Failure to take preventive action and make system change
Many survivors reported abuse with the expectation that institutions or State agencies would take action to prevent other children or young people from being similarly abused. This can be achieved by addressing the danger of known individual perpetrators and by making changes to abusive systems. Survivors saw such preventive steps as an integral part of full and proper redress. Māori survivors, in particular, continue to see the presence of the State in the lives of their whānau, and remain concerned about the risk of harm to those currently in care.
Some disabled survivors also continue to have a troubled relationship with the State and State authorities. For example, we have heard that even when the large psychopaedic institutions shut down, many residents with learning disability were transferred to other full-time care settings. There is concern that abuse may still continue in those settings today. Many disabled and Deaf people continue to have to navigate government-operated disability support services which may be run by the same District Health Boards or government department that was responsible for their historic abuse and may be responsible for abuse they still experience today.
“We need to learn how to stop the damage before it happens … We must change the way we think about support and the way we provide support as a country or nothing will change. In another twenty years’ time, we will be having the same Commission.”
Survivors identified very few instances in which institutions had taken preventive action of any sort in response to their reports of abuse or claims for redress. Quite the opposite. They found that churches and schools left perpetrators in positions where they could continue to abuse.
Ms C said the Anglican Church continued to protect and support the vicar who abused her, and knew he had gone on to abuse other children. She said she was “horrified” at the lack of responsibility by church leaders, given their undoubted awareness that one of their own was a sexual offender. One anonymous survivor said the Catholic Church moved child-sex abusers around the country and overseas in a blatant act of self-interest and ahead of “the interests, wellbeing and security of our children, our communities and the laws of our land”. Tamzin Ford said the man who sexually assaulted her was ordained a priest three years later by the Wellington Anglican Diocese. She felt “disgusted and worried” for other girls he would come into contact with, and also felt let down that “so many people knew about what he had done but still thought it was okay to make him a priest”.

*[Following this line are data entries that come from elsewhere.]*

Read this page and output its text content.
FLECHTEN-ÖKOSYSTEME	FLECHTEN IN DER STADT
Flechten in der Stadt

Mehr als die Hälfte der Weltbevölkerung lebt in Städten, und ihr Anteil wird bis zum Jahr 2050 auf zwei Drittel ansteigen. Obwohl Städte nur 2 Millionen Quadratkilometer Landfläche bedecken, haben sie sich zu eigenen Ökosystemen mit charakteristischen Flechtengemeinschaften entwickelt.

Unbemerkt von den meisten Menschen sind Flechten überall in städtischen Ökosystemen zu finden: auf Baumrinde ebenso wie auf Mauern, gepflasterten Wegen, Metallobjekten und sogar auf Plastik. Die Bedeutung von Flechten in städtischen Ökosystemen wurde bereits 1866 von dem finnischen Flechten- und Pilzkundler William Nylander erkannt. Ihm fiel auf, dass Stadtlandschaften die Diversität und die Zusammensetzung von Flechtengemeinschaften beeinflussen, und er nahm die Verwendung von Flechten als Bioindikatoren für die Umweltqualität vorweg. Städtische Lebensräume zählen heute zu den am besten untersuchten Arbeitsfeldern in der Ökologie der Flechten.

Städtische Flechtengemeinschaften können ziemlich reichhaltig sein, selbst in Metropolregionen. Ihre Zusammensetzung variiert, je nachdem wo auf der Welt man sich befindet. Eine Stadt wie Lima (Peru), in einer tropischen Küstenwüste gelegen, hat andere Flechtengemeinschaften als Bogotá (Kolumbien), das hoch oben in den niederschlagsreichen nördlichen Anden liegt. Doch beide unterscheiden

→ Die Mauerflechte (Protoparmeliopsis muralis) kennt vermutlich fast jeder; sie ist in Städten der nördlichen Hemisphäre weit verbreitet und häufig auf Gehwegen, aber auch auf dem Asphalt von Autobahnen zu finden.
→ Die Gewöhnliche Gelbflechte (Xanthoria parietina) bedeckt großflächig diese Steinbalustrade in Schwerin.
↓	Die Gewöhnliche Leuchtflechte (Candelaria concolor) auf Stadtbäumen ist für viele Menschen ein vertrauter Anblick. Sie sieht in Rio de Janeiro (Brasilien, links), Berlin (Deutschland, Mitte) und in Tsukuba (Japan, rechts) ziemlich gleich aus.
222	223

Survivors often felt that if their abuser had been dealt with appropriately at the time, the abuse of other children would have been prevented. One survivor, Mr F, who was abused while in the care of the Marist Fathers (and whose son was abused by a Marist brother), felt he received no assurance that the church would take steps to prevent other children from being abused. He said he had “found no evidence of action or commitment from the church to prevent it happening to others, which I had hoped for when I reported the abuse to the church”.